This example is designed to show how to use the Gromov-Wasserstein distance
computation in POT.



.. code-block:: python


    # Author: Erwan Vautier <erwan.vautier@gmail.com>
    #         Nicolas Courty <ncourty@irisa.fr>
    #
    # License: MIT License


    import numpy as np
    import scipy as sp

    import scipy.ndimage as spi
    import matplotlib.pylab as pl
    from sklearn import manifold
    from sklearn.decomposition import PCA

    import ot







Smacof MDS
----------

This function allows to find an embedding of points given a dissimilarity matrix
that will be given by the output of the algorithm



.. code-block:: python



    def smacof_mds(C, dim, max_iter=3000, eps=1e-9):
        """
        Returns an interpolated point cloud following the dissimilarity matrix C
        using SMACOF multidimensional scaling (MDS) in specific dimensionned
        target space

        Parameters
        ----------
        C : ndarray, shape (ns, ns)
            dissimilarity matrix
        dim : int
              dimension of the targeted space
        max_iter :  int
            Maximum number of iterations of the SMACOF algorithm for a single run
        eps : float
            relative tolerance w.r.t stress to declare converge

        Returns
        -------
        npos : ndarray, shape (R, dim)
               Embedded coordinates of the interpolated point cloud (defined with
               one isometry)
        """

        rng = np.random.RandomState(seed=3)

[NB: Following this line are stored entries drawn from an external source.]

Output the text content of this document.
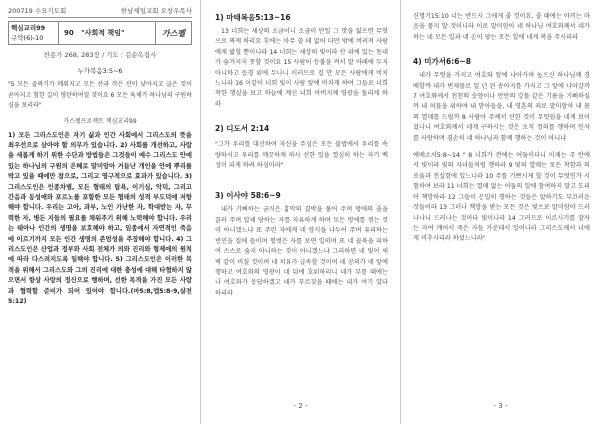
200719 수요기도회	한남제일교회 오창우목사
핵심교리99
구약(6)-10
90 "사회적 책임"	가스펠
찬송가 268, 283장 / 기도 : 김순옥집사
누가복음3:5~6
"5 모든 골짜기가 메워지고 모든 산과 작은 산이 낮아지고 굽은 것이 곧아지고 험한 길이 평탄하여질 것이요 6 모든 육체가 하나님의 구원하심을 보리라"
가스펠프로젝트 핵심교리99
1) 모든 그리스도인은 자기 삶과 인간 사회에서 그리스도의 뜻을 최우선으로 삼아야 할 의무가 있습니다. 2) 사회를 개선하고, 사람을 새롭게 하기 위한 수단과 방법들은 그것들이 예수 그리스도 안에 있는 하나님의 구원의 은혜로 말미암아 거듭난 개인을 안에 뿌리를 박고 있을 때에만 참으로, 그리고 영구적으로 효과가 있습니다. 3) 그리스도인은 인종차별, 모든 형태의 탐욕, 이기심, 악덕, 그리고 간음과 동성애와 포르노를 포함한 모든 형태의 성적 부도덕에 저항해야 합니다. 우리는 고아, 과부, 노인 가난한 자, 학대받는 자, 무력한 자, 병든 지들의 필요를 채워주기 위해 노력해야 합니다. 우리는 태아나 인간의 생명을 보호해야 하고, 임종에서 자연적인 죽음에 이르기까지 모든 인간 생명의 존엄성을 주장해야 합니다. 4) 그리스도인은 산업과 정부와 사회 전체가 의와 진리와 형제애의 원칙에 따라 다스려지도록 일해야 합니다. 5) 그리스도인은 이러한 목적을 위해서 그리스도와 그의 진리에 대한 충성에 대해 타협하지 않으면서 항상 사랑의 정신으로 행하며, 선한 목적을 가진 모든 사람과 협력할 준비가 되어 있어야 합니다.(마5:8,엡5:8-9,살전5:12)
1) 마태복음5:13~16
13 너희는 세상의 소금이니 소금이 만일 그 맛을 잃으면 무엇으로 짜게 하리요 후에는 아무 쓸 데 없어 다만 밖에 버려져 사람에게 밟힐 뿐이니라 14 너희는 세상의 빛이라 산 위에 있는 동네가 숨겨지지 못할 것이요 15 사람이 등불을 켜서 말 아래에 두지 아니하고 등경 위에 두나니 이러므로 집 안 모든 사람에게 비치느니라 16 이같이 너희 빛이 사람 앞에 비치게 하여 그들로 너희 착한 행실을 보고 하늘에 계신 너희 아버지께 영광을 돌리게 하라
2) 디도서 2:14
"그가 우리를 대신하여 자신을 주심은 모든 불법에서 우리를 속량하시고 우리를 깨끗하게 하사 선한 일을 열심히 하는 자기 백성이 되게 하려 하심이라"
3) 이사야 58:6~9
내가 기뻐하는 금식은 흉악의 결박을 풀어 주며 멍에의 줄을 끌러 주며 압제 당하는 자를 자유하게 하며 모든 멍에를 꺾는 것이 아니겠느냐 또 주린 자에게 네 양식을 나누어 주며 유리하는 빈민을 집에 들이며 헐벗은 자를 보면 입히며 또 네 골육을 피하여 스스로 숨지 아니하는 것이 아니겠느냐 그리하면 네 빛이 새벽 같이 비칠 것이며 네 치유가 급속할 것이며 네 공의가 네 앞에 행하고 여호와의 영광이 네 뒤에 호위하리니 네가 부를 때에는 나 여호와가 응답하겠고 네가 부르짖을 때에는 내가 여기 있다 하리라
- 2 -
신명기15:10 너는 반드시 그에게 줄 것이요, 줄 때에는 아끼는 마음을 품지 말 것이니라 이로 말미암아 네 하나님 여호와께서 네가 하는 네 모든 일과 네 손이 닿는 모든 일에 네게 복을 주시리라
4) 미가서6:6~8
내가 무엇을 가지고 여호와 앞에 나아가며 높으신 하나님께 경배할까 내가 번제물로 일 년 된 송아지를 가지고 그 앞에 나아갈까 7 여호와께서 천천의 숫양이나 만만의 강물 같은 기름을 기뻐하실까 내 허물을 위하여 내 맏아들을, 내 영혼의 죄로 말미암아 내 몸의 열매를 드릴까 8 사람아 주께서 선한 것이 무엇임을 네게 보이셨나니 여호와께서 네게 구하시는 것은 오직 정의를 행하며 인자를 사랑하며 겸손히 네 하나님과 함께 행하는 것이 아니냐
에베소서5:8~14 " 8 너희가 전에는 어둠이더니 이제는 주 안에서 빛이라 빛의 자녀들처럼 행하라 9 빛의 열매는 모든 착함과 의로움과 진실함에 있느니라 10 주를 기쁘시게 할 것이 무엇인가 시험하여 보라 11 너희는 열매 없는 어둠의 일에 참여하지 말고 도리어 책망하라 12 그들이 은밀히 행하는 것들은 말하기도 부끄러운 것들이라 13 그러나 책망을 받는 모든 것은 빛으로 말미암아 드러나나니 드러나는 것마다 빛이니라 14 그러므로 이르시기를 잠자는 자여 깨어서 죽은 자들 가운데서 일어나라 그리스도께서 너에게 비추시리라 하셨느니라"
- 3 -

        mds = manifold.MDS(
            dim,
            max_iter=max_iter,
            eps=1e-9,
            dissimilarity='precomputed',
            n_init=1)
        pos = mds.fit(C).embedding_

        nmds = manifold.MDS(
            2,
            max_iter=max_iter,
            eps=1e-9,
            dissimilarity="precomputed",
            random_state=rng,
            n_init=1)
        npos = nmds.fit_transform(C, init=pos)

        return npos








Data preparation
----------------

The four distributions are constructed from 4 simple images



.. code-block:: python



    def im2mat(I):
        """Converts and image to matrix (one pixel per line)"""
        return I.reshape((I.shape[0] * I.shape[1], I.shape[2]))


    square = spi.imread('../data/square.png').astype(np.float64)[:, :, 2] / 256
    cross = spi.imread('../data/cross.png').astype(np.float64)[:, :, 2] / 256
    triangle = spi.imread('../data/triangle.png').astype(np.float64)[:, :, 2] / 256
    star = spi.imread('../data/star.png').astype(np.float64)[:, :, 2] / 256

    shapes = [square, cross, triangle, star]

    S = 4
    xs = [[] for i in range(S)]


    for nb in range(4):
        for i in range(8):
            for j in range(8):
                if shapes[nb][i, j] < 0.95:
                    xs[nb].append([j, 8 - i])

    xs = np.array([np.array(xs[0]), np.array(xs[1]),
                   np.array(xs[2]), np.array(xs[3])])







Barycenter computation
----------------------



.. code-block:: python



    ns = [len(xs[s]) for s in range(S)]
    n_samples = 30

    """Compute all distances matrices for the four shapes"""
    Cs = [sp.spatial.distance.cdist(xs[s], xs[s]) for s in range(S)]
    Cs = [cs / cs.max() for cs in Cs]

    ps = [ot.unif(ns[s]) for s in range(S)]
    p = ot.unif(n_samples)


    lambdast = [[float(i) / 3, float(3 - i) / 3] for i in [1, 2]]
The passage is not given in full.